Cooper Pair Shape in Normal-metal/Superconductor Junctions

TL;DR

This paper reveals that Cooper pairs in normal-metal/superconductor junctions are anisotropic due to quasiparticle interference, challenging the assumption of isotropy from the proximity effect, and proposes an experiment to verify this.

Contribution

It demonstrates that the pairing function in a normal metal is anisotropic, contrary to previous assumptions, and introduces a method to detect this via angle-resolved quasiparticle density of states.

Findings

Cooper pairs in NS junctions are anisotropic due to quasiparticle interference.

Calculated angle-resolved quasiparticle density of states reflects the anisotropic pairing.
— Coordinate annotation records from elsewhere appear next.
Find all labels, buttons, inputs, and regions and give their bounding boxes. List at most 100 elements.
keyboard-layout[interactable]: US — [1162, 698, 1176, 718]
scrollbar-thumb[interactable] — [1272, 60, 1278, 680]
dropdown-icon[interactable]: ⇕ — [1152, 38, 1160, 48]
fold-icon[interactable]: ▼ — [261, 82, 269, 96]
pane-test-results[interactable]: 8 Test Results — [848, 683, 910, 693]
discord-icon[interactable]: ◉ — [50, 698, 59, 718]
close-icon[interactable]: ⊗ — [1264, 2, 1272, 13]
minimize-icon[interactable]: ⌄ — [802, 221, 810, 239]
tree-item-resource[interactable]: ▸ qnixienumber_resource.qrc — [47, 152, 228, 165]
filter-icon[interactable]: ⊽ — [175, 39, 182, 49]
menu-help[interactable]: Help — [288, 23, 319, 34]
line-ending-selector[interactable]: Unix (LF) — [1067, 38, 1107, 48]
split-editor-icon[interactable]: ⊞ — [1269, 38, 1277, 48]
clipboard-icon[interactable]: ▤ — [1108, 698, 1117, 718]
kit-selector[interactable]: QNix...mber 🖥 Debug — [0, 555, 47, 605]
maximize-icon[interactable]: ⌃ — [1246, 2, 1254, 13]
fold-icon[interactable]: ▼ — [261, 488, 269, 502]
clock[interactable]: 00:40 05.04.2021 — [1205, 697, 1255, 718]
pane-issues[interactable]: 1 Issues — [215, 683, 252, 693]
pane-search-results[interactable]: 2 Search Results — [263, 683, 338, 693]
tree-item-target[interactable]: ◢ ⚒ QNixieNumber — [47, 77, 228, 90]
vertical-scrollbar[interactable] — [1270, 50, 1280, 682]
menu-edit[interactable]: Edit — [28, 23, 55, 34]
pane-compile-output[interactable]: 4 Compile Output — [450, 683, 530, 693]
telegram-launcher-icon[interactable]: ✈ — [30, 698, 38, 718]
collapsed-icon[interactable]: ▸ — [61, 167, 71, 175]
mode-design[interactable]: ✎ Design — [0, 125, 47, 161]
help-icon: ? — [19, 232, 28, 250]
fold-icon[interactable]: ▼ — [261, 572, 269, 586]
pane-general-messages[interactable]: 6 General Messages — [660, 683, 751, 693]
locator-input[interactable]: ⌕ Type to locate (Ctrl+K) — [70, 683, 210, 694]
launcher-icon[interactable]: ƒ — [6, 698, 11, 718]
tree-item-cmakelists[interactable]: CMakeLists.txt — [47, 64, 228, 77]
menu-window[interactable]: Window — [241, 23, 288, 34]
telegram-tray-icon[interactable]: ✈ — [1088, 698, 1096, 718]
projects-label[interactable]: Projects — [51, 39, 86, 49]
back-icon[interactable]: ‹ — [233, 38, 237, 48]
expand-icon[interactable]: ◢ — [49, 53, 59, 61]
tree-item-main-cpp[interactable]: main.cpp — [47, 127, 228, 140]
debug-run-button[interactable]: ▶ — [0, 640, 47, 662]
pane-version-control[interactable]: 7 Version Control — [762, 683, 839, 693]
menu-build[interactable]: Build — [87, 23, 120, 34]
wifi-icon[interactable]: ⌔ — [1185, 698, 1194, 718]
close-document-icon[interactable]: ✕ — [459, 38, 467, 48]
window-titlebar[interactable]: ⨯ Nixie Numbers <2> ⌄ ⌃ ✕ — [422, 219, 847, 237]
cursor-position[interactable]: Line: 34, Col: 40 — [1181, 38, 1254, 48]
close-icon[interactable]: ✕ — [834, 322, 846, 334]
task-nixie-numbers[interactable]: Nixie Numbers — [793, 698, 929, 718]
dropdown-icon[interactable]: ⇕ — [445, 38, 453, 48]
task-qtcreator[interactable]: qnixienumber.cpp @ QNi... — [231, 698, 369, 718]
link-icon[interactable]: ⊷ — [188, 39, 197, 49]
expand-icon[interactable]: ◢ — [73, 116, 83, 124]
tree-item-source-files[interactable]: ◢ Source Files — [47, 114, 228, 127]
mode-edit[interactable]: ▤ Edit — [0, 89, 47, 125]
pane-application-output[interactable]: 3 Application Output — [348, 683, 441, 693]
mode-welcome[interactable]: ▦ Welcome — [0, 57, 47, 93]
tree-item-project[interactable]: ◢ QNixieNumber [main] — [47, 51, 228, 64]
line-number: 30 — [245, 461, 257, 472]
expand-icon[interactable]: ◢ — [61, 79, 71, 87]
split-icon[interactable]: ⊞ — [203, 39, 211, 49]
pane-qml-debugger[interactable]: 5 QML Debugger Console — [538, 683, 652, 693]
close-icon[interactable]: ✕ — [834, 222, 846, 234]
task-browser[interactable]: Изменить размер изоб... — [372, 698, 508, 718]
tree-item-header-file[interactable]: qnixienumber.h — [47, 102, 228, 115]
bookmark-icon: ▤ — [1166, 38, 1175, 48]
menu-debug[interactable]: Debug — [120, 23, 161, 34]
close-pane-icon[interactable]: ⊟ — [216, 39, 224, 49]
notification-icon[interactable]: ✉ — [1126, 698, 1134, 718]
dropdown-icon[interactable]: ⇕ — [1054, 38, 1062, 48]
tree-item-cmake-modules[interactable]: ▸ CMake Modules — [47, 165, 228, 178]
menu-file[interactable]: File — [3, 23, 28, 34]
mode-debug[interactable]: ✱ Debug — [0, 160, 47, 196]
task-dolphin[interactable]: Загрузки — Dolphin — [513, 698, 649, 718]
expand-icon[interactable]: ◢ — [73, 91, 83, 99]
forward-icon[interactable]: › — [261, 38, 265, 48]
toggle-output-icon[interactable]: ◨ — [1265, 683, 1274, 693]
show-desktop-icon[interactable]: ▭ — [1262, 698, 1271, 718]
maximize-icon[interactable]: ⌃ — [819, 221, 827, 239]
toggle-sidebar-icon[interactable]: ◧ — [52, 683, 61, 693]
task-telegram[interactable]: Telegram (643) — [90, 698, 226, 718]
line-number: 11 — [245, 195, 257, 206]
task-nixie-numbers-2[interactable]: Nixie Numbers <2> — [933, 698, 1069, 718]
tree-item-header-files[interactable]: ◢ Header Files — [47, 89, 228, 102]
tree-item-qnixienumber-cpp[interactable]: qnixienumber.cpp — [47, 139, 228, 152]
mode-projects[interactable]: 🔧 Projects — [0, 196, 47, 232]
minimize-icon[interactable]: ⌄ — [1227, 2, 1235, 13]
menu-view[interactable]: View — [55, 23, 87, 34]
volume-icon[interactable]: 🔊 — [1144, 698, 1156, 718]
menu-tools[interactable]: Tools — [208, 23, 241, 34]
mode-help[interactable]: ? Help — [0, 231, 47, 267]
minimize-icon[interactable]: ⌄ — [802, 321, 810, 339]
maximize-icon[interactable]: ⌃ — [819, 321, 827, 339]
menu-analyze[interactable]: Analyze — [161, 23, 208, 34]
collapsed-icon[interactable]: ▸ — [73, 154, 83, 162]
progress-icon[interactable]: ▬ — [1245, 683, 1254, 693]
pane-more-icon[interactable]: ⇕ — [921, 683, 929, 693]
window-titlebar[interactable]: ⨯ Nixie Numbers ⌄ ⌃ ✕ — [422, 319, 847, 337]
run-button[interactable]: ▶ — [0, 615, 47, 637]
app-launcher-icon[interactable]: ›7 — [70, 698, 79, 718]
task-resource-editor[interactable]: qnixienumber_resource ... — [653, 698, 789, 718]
Proposed magneto-tunneling spectroscopy experiment to confirm anisotropy.

Abstract

In s-wave superconductors the Cooper pair wave function is isotropic in momentum space. This property may also be expected for Cooper pairs entering a normal metal from a superconductor due to the proximity effect. We show, however, that such a deduction is incorrect and the pairing function in a normal metal is surprisingly anisotropic because of quasiparticle interference. We calculate angle resolved quasiparticle density of states in NS bilayers which reflects such anisotropic shape of the pairing function. We also propose a magneto-tunneling spectroscopy experiment which could confirm our predictions.